Order of operations also matters much more with floating point numbers. Even if the inputs and the output can be stored exactly, certain operation orderings will make intermediate results, and therefore the final result, inexact. Here’s a simple example:

#include <iostream>

int main() {
	unsigned long long la = 1LL << 60, lb = 1LL << 6;
	double a = la, b = lb;
	double r1 = (((a + b) + b) + b) + b;
	double r2 = a + ((b + b) + (b + b));

	unsigned long long ll1 = r1, ll2 = r2;
	unsigned long long true_res = la + 4 * lb;
	std::cout << ll1 << '\n' << ll2 << '\n' << true_res << '\n';

We are computing a+4b=2^{60}+4\cdot2^6 with doubles in two ways; you can see the output of the code here. Note that even though r1 and r2 are doing the same math, only r2 gets the final answer right. This is because even though 2^{60}+4\cdot2^6 is exactly representable, r1's intermediates 2^{60}+2^6 , 2^{60}+2\cdot2^6 , and 2^{60}+3\cdot2^6 are not. Admittedly, integers have a flavor of this problem too; 2^{16}(1000\cdot2^{14}-999\cdot2^{14}) won’t overflow a 32-bit integer but 1000\cdot2^{16}\cdot2^{14}-999\cdot2^{16}\cdot2^{14} will. Still, integers are far more easy to reason about. What’s easier to determine:

  • (64-bit integers) are all intermediate values in [0\ldots2^{64}) ?
  • (Doubles) If we take all intermediate values and view them as binary decimals, are we sure that there are at most 51 bits between most-significant bit and least significant bit, exclusive?

This is why analyzing the floating-point error from FFT results in awful-looking bounds like this (taken from Modern Computer Algebra, equation 3.2):

||z’-z||_\infty\le ||x||\cdot||y||\cdot((1+\epsilon)^{3n}(1+\epsilon\sqrt{5})^{3n+1}(1+\mu)^{3n}-1)


  • z=x*y (the true result)
  • z' is the result computed with floating point
  • x,y,z are of length 2^n
  • for whatever reason \epsilon=2^{-53} and \mu=\epsilon/\sqrt{2} when using doubles

So if we keep the right-hand side of the inequality below 0.5 and round to the nearest integer, things should theoretically work out fine.

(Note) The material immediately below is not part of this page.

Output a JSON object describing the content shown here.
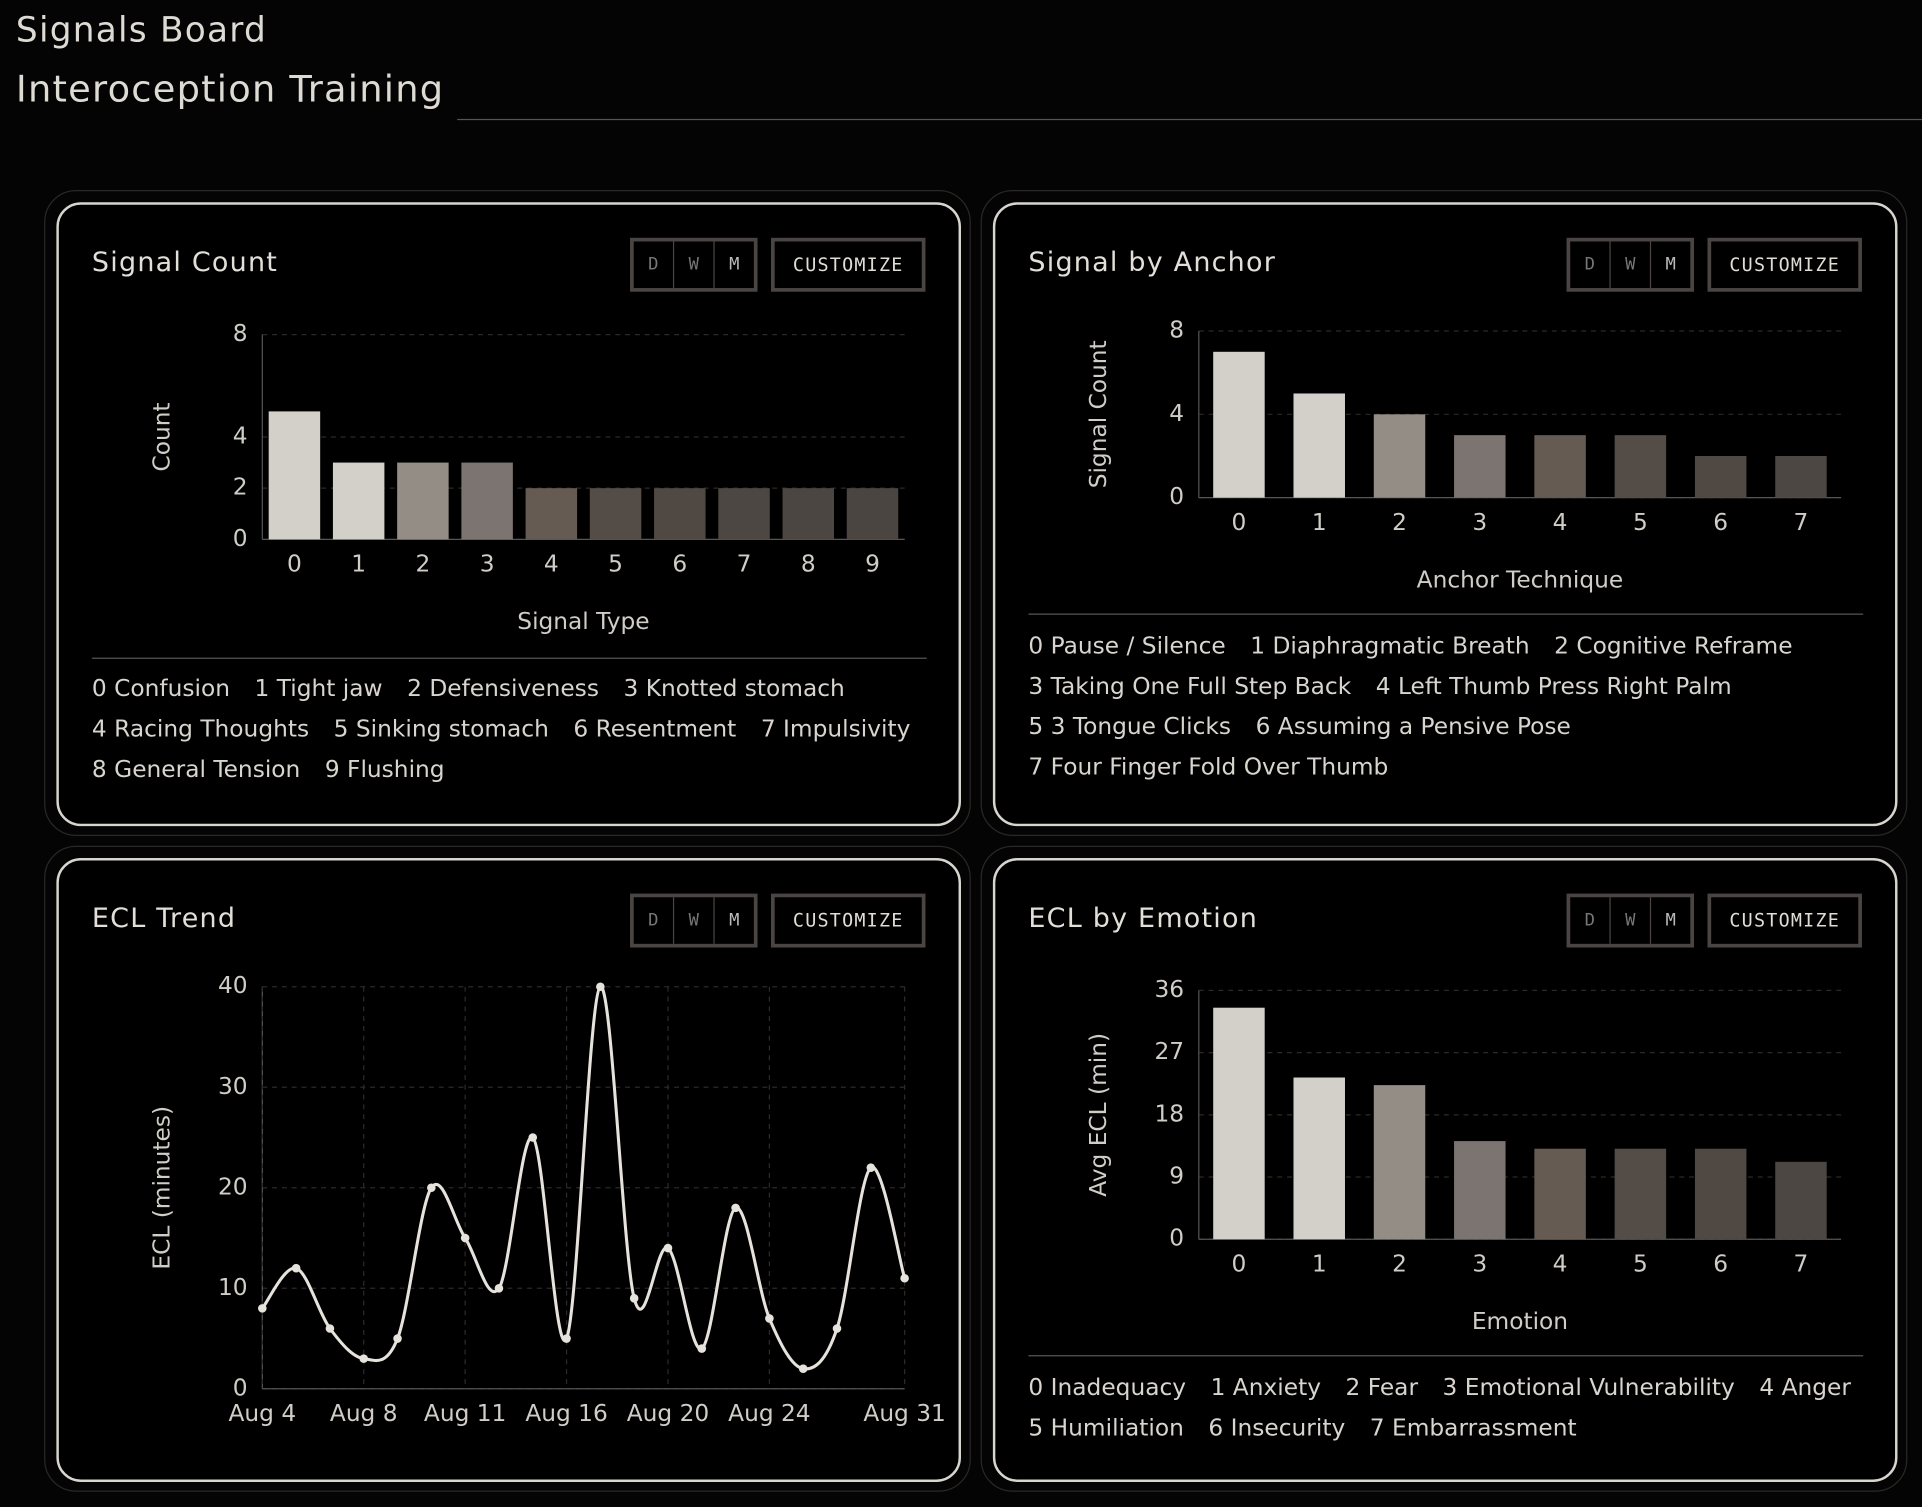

I have no idea how this bound was derived, but there are probably a lot of pitfalls to watch out for:

  • The bound probably assumes certain floating-point behaviors like those specified in IEEE-754. Certain processors, especially lower-power ones, often aren’t fully IEEE-compliant.
  • The naive, O(N^2) DFT formula is often used as a base case for FFT because the naive method tends to be faster for small N . However, the naive method has worse numerical precision characteristics, so the inequality must be modified if this optimization is chosen.
  • This bound probably assumes a certain order of operations which the implementor must be careful to follow, and the compiler must preserve.

Pitfalls like this probably make it a nightmare to maintain an integer multiplication algorithm based on floating-point FFT across different platforms and compilers. This is why GMP, the big integer library used by Mathematica and Maple, doesn’t use floating-point FFT. It instead uses the number theoretic transform (NTT), which is essentially an FFT over modular arithmetic instead of complex roots of unity. The second part of this post will go over NTT in detail.

It is worth noting though that in many applications, floating-point error is fairly acceptable, because the original input signal wasn’t even exact to begin with (ex. FFT on microphone input). FFT is also generally simpler to implement than NTT, and FFT’s precision problems don’t manifest themselves until inputs get fairly large, so FFT is sometimes still used in competitive programming even when exact integer output is desired.